December 19, 2024 / by 

 

Geithner’s Duplicitous Efforts to Reinforce the Oligarchy

Bloomberg’s blockbuster story–showing that the Fed was dumping $7.77 trillion into the same banks that Treasury was claiming were solvent to qualify them for TARP–shows a number of different things. It focuses on the $13 billion in profits the banks made off of massive secret loans from the Fed.

The 190 firms for which data were available would have produced income of $13 billion, assuming all of the bailout funds were invested at the margins reported, the data show.

More importantly, IMO, the Bloomberg piece also shows how Ben Bernanke, TurboTax Timmeh Geithner, and Hank Paulson used secrecy to get DC’s bureaucracy–both Congress and Executive Branch officials–to push through his preferred plan to prop up the TBTF banks.

They did this in two ways: first, by keeping details of the Fed’s massive lending secret from the people implementing TARP.
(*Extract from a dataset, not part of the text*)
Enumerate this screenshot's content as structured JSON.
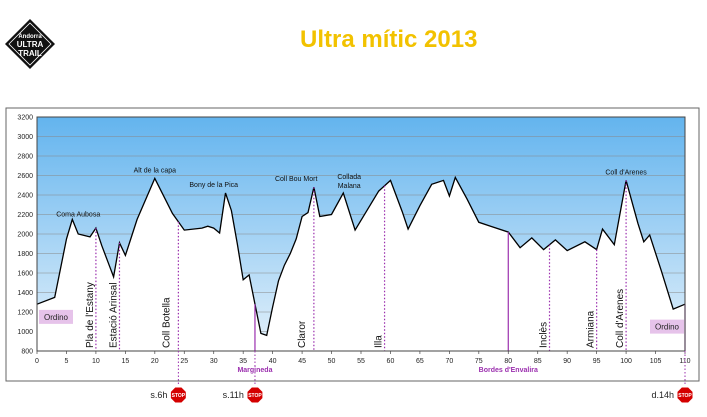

The Fed initially released lending data in aggregate form only. Information on which banks borrowed, when, how much and at what interest rate was kept from public view.

The secrecy extended even to members of President George W. Bush’s administration who managed TARP. Top aides to Paulson weren’t privy to Fed lending details during the creation of the program that provided crisis funding to more than 700 banks, say two former senior Treasury officials who requested anonymity because they weren’t authorized to speak.

This meant the Fed could hide the fact that the six biggest banks were basically insolvent, and should have been wound down rather than propped up with a strings-free TARP.

The Treasury Department relied on the recommendations of the Fed to decide which banks were healthy enough to get TARP money and how much, the former officials say. The six biggest U.S. banks, which received $160 billion of TARP funds, borrowed as much as $460 billion from the Fed, measured by peak daily debt calculated by Bloomberg using data obtained from the central bank. Paulson didn’t respond to a request for comment.

The article makes it pretty clear that both Citi and Morgan Stanley would be non-existent right not but for the secret Fed lending. Yet as both Judd Gregg and Barney Frank make clear, neither of them were told that the banks were insolvent.

Judd Gregg, a former New Hampshire senator who was a lead Republican negotiator on TARP, and Barney Frank, a Massachusetts Democrat who chaired the House Financial Services Committee, both say they were kept in the dark.

“We didn’t know the specifics,” says Gregg, who’s now an adviser to Goldman Sachs.

“We were aware emergency efforts were going on,” Frank says. “We didn’t know the specifics.”

The effort to prevent Congress from learning the truth extended though the passage of Dodd-Frank. Glass Steagall advocates Ted Kaufman and Byron Dorgan both claim (though I’m not convinced) that had Congress been informed how much these big banks relied on Fed lending to stay afloat, it would have been easier to persuade colleagues to break up the banks.

Instead, TurboTax Timmeh–one of the few people who appears to have been privy to the extent of the lending–told Congress imposing size restrictions on banks was too much for democratically elected representatives to handle; instead, hand-picked bank regulators–the people who are today imposing austerity in an effort to prevent banksters from taking their share of losses–should do the job.

On May 4, 2010, Geithner visited Kaufman in his Capitol Hill office. As president of the New York Fed in 2007 and 2008, Geithner helped design and run the central bank’s lending programs. The New York Fed supervised four of the six biggest U.S. banks and, during the credit crunch, put together a daily confidential report on Wall Street’s financial condition. Geithner was copied on these reports, based on a sampling of e- mails released by the Financial Crisis Inquiry Commission.

At the meeting with Kaufman, Geithner argued that the issue of limiting bank size was too complex for Congress and that people who know the markets should handle these decisions, Kaufman says. According to Kaufman, Geithner said he preferred that bank supervisors from around the world, meeting in Basel, Switzerland, make rules increasing the amount of money banks need to hold in reserve. Passing laws in the U.S. would undercut his efforts in Basel, Geithner said, according to Kaufman.

As the article’s punch line makes clear, TurboTax Timmeh got his way. And the “limits” the bank regulators put in place don’t go into effect for another 7 years.

The story as a whole is mind-boggling. But behind all the stunning numbers, the important takeaway seems to show how TurboTax Timmeh and a few of other oligarch’s other captive servants managed to bypass both Executive Branch bureaucracy and democratic oversight or input to bail out banks while making the banking system still more fragile.